Overview

This guide is meant to help beginners in R. If you have little programming experience, are in the midst of taking your first statistics class, I have you in mind as I write this guide.

These guides are incredibly difficult to write, because the person on the other end of this guide may come to the table with varying amounts of experience. Perhaps you’ve never dealt ANY programming before, some of you may be familiar with how functions work, or what an “argument” is. Others may not remember their order of operations.

There have been many iterations of guides like these, written at similar levels. It would be irresponsible for me not to mention them or even claim that this guide is better than those previously written.

What I can promise, is that I will be a little more explicit about the systematic components of R such as the data types. In addition, I’ll link out to more detailed sources liberally, so no matter what level you’re coming from, either this guide or the external links will have your answer. This will be particularly helpful if you’re coming to R from a different programming language, because you are more familiar with the terminology, like “strings” or “file paths”.

Installation

Starting out, you will likely want to download Rstudio and R. These are different. Roughly speaking, R is the language itself, and Rstudio is the (very nice) environment that you’ll use to interact with the language.

R Language - After finding the “download link” you’ll be asked to pick a CRAN Mirror. Just pick the server that is geographically close to you. These are just copies of the software that are hosted worldwide. The software will download faster if you’re closer to the server (generally).

R Studio - Pick the right operating system and off you go!

Orientation in RStudio

Here’s a picture of the layout that you’ll see. There are “panes”, and a number of windows that you should be familiar with first. Note that in each “pane” there are some tabs that can change the content of the pane.

  1. Source Editor - This is the place you’ll be writing “scripts”. If you’re writing code that you will want to save into a file, this is where you would do that. You can think of this as just a text file, with a special extension “.R” so that your computer knows that the text that is contained in the file is actually R code.
  2. Console - If you want to actually RUN R code, this is where you’ll enter it. The > is important. The greater than symbol means that R is “ready for a new command”. If you don’t see this (a + or something), hit Esc until you see it again. Note that things you enter directly in the console will not be saved. We normally would use this for one-off calculations, or looking at parts of our code interactively.
  3. Environment - This area will have all the variables that we’ve saved, that R knows about. When we learn about assignment later, you will see them show up here. This provides information about the name and the type of variable it is.
  4. Files/Plots/Help/etc - This area is important because you can navigate your computer files here. You can also see a list of “packages” that R has loaded. Finally, if you make any plots, or ask R for help, they will appear in this pane.

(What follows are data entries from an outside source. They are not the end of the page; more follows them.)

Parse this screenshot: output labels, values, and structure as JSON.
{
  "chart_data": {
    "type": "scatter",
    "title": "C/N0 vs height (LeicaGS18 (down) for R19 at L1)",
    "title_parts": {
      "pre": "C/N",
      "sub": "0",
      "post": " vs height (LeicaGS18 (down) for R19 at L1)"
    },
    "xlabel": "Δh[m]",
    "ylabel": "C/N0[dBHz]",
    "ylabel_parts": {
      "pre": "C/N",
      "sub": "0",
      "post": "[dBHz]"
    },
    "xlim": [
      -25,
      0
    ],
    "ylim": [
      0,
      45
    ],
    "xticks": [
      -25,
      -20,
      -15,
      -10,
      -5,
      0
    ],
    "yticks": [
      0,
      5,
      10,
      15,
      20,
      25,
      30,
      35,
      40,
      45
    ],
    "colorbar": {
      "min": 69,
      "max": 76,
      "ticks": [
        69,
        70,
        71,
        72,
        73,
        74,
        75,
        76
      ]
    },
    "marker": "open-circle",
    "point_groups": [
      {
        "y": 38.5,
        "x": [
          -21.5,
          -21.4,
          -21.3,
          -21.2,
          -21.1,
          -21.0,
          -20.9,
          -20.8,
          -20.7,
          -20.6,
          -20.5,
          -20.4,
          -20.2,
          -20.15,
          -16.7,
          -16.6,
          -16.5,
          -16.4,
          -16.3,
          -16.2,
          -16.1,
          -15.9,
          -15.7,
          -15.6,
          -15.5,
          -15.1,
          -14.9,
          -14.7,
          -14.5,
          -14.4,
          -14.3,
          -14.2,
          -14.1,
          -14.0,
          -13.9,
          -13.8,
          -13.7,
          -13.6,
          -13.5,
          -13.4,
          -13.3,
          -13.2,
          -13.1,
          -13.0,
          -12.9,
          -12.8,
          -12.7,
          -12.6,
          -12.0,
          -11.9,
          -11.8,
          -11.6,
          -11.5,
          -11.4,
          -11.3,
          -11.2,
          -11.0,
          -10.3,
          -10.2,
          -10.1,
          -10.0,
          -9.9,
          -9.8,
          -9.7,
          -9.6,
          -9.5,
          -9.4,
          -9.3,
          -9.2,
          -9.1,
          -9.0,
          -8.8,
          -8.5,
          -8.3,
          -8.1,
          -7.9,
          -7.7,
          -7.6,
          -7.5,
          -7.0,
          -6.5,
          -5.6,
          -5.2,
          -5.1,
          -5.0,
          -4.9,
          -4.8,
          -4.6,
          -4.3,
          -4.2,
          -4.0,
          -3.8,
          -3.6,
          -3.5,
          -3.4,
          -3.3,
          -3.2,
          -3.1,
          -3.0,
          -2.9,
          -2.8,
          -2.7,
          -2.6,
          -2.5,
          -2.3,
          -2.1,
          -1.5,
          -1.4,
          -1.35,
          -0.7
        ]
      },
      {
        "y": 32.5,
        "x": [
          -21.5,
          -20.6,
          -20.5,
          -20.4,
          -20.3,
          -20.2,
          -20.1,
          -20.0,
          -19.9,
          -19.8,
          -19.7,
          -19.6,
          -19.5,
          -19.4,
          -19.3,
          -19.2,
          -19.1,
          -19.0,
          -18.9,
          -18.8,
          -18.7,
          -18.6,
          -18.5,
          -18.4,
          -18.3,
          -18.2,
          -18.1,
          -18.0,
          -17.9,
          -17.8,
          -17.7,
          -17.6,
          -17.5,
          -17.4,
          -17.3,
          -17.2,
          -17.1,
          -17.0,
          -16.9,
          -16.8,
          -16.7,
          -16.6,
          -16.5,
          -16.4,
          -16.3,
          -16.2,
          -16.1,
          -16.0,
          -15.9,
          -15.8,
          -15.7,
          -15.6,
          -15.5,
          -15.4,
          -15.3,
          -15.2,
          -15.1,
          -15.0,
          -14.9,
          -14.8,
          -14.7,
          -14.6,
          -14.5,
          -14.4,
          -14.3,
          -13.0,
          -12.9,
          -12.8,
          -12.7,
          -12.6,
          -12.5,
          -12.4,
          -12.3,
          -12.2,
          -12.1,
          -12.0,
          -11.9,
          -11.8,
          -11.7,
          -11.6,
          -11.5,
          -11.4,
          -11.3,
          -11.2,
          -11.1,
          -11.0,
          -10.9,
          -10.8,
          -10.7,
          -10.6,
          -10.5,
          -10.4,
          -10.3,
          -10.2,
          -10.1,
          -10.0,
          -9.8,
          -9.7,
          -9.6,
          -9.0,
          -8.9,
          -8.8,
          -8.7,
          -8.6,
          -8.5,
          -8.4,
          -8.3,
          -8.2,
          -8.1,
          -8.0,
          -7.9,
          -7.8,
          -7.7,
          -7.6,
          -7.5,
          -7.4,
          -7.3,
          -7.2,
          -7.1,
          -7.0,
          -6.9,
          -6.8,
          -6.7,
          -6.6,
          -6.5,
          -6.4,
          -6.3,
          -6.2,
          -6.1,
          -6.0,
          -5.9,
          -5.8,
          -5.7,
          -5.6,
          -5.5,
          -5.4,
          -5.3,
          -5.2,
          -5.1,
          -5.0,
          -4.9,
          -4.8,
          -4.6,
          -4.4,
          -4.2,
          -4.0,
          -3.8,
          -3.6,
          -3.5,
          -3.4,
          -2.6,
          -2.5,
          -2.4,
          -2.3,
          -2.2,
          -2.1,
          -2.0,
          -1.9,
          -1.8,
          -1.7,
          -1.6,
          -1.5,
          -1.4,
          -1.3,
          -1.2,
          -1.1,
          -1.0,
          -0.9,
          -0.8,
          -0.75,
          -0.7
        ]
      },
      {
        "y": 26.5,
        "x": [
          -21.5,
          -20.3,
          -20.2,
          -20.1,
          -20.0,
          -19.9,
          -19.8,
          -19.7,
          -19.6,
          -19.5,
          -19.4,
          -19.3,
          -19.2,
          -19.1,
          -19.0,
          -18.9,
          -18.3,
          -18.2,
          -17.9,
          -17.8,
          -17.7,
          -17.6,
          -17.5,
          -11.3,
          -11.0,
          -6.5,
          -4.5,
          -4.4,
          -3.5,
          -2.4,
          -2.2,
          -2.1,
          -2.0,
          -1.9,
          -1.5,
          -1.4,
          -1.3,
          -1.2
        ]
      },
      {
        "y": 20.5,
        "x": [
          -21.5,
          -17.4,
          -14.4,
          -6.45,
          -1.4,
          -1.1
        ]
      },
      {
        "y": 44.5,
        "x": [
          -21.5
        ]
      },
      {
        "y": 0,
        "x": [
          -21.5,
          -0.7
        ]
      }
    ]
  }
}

Here’s the workflow I would recommend to get started.

  1. Open up a new script in File > New File > R Script.
  2. Save the empty file somewhere you on your computer that is appropriate.
  3. Type all your code in the source editor, then use the “Run” button to transfer that line down into the console.
  4. Examine the console for the result of running that R code
  5. Save often!

New Script

save the script

Basics

Throughout this guide, it will be useful to play with things on your own to truly understand how to use these tools. You can only learn so much of this by reading. I try to be helpful by also “commenting” the code", which can be done in R with #.

That said, R has internal “help” files for everything in the language, which provide both a description of the function, a breakdown of the topic, and some examples. These can be accessed by prepending things with a ?. You will see statements like these littered throughout the document below. Just know that these are for when you just want a little more information about how a particular operation or function works.

And when that doesn’t help, Google furiously.

Calculator in R

The basic mathematical operations in R will behave as you expect. I won’t show the output of everything I type, I just hope you’ll copy and paste things into the console of things you’re not sure about to confirm them for yourself.

Logical (True and False)

True and False can be specified as:

  • TRUE or T
  • FALSE or F

These come with what are called “boolean operators”, essentially mathematical operations on logical values. TRUE and FALSE are also known as boolean values. For example:

  • & - logical “and”
  • | - logical “or” (this is a vertical bar, or pipe, normally found above the backslash character \)
  • ! - logical “not”
  • xor() - logical “exclusive or”

Each of these correspond pretty well to what they mean in the english language.Imagine I say:

“I’m either a statistician OR a circus performer.”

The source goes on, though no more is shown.